The SCERS portfolio had a 12.2 percent allocation to private equity as of June 30, 2021 – which is up from 10.6 percent on March 31, 2021.
“The run up in the allocation is due the exceptionally strong returns that private equity generated over that past year, which came in at about 61.9 percent for the fiscal year ending June 30, 2021,” said Jamie Feidler, senior managing director of Cliffwater LLC, SCERS’ alternative investment adviser.
“The extended range accounts for the increased target allocation and allows for greater flexibility in managing a mature private equity portfolio around the target.”
The board also approved adding a 15 percent target growth equity sub-strategy to complement the existing buyout, venture capital, and distressed sub-strategies at the Sept. 15 meeting.
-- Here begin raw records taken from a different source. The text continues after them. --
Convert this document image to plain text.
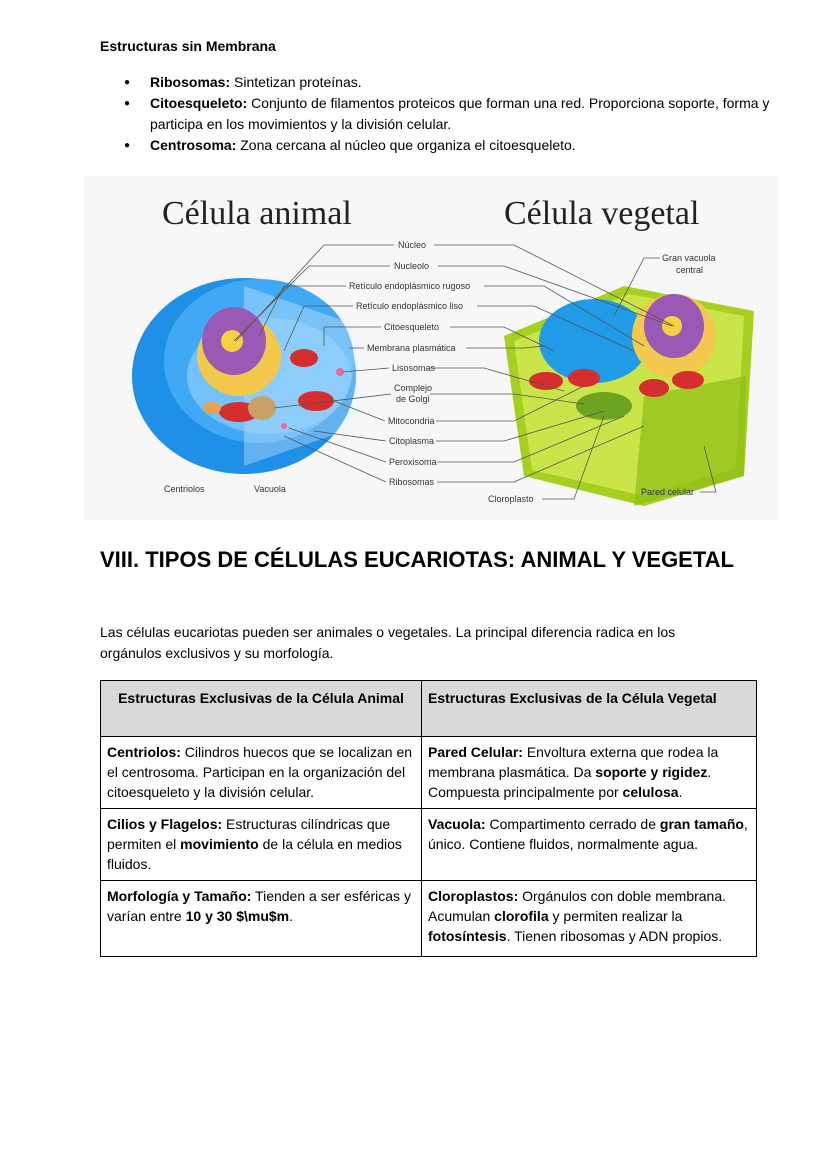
Estructuras sin Membrana
● Ribosomas: Sintetizan proteínas.
● Citoesqueleto: Conjunto de filamentos proteicos que forman una red. Proporciona soporte, forma y participa en los movimientos y la división celular.
● Centrosoma: Zona cercana al núcleo que organiza el citoesqueleto.
Célula animal	Célula vegetal
Núcleo
Nucleolo
Retículo endoplásmico rugoso
Retículo endoplásmico liso
Citoesqueleto
Membrana plasmática
Lisosomas
Complejo
de Golgi
Mitocondria
Citoplasma
Peroxisoma
Ribosomas
Centriolos	Vacuola
Cloroplasto
Pared celular
Gran vacuola
central
VIII. TIPOS DE CÉLULAS EUCARIOTAS: ANIMAL Y VEGETAL

Las células eucariotas pueden ser animales o vegetales. La principal diferencia radica en los orgánulos exclusivos y su morfología.

Estructuras Exclusivas de la Célula Animal	Estructuras Exclusivas de la Célula Vegetal
Centriolos: Cilindros huecos que se localizan en el centrosoma. Participan en la organización del citoesqueleto y la división celular.	Pared Celular: Envoltura externa que rodea la membrana plasmática. Da soporte y rigidez. Compuesta principalmente por celulosa.
Cilios y Flagelos: Estructuras cilíndricas que permiten el movimiento de la célula en medios fluidos.	Vacuola: Compartimento cerrado de gran tamaño, único. Contiene fluidos, normalmente agua.
Morfología y Tamaño: Tienden a ser esféricas y varían entre 10 y 30 $\mu$m.	Cloroplastos: Orgánulos con doble membrana. Acumulan clorofila y permiten realizar la fotosíntesis. Tienen ribosomas y ADN propios.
Ten funds in SCERS’ portfolio will be re-classified as growth equity: Accel-KKR Growth Capital Partners II; Accel-KKR Growth Capital Partners III; Spectrum Equity VII; Spectrum Equity VIII; Spectrum Equity IX; Summit Partners Europe Growth Equity Fund II; Summit Partners Europe Growth Equity Fund III; Summit Partners Venture Capital III; Summit Partners Venture Capital IV; Summit Partners Venture Capital V.
According to the presentation, the total market value of the above funds represented 13.7 percent of the PE portfolio as of March 31, 2021. Cliffwater recommended a 15 percent target allocation to growth equity, with a recommended allocation range of 10 percent to 35 percent.
“The SCERS private equity portfolio is intended to enhance total fund performance and it is expected to outperform public equities by 3 percent annually over the long-term,” Feidler said.
As of March 31, 2021, the portfolio was expected to have an internal rate of return of 28.88 percent over the next three years, 24.61 percent in the next five years and 18.76 percent since inception.
SCERS committed $200 million in 2021 and has not yet set the budget for fiscal year 2022. The plan also calls for “continued educational discussions around PE secondary sales.”
“Although SCERS has no immediate needs for secondary sales, formalizing a process is beneficial now that SCERS has reached its targeted allocation,” Feidler said. “I don’t see us having to force any sales, as we have an attractive portfolio, and we are putting a process in place to execute this new [secondary] strategy.”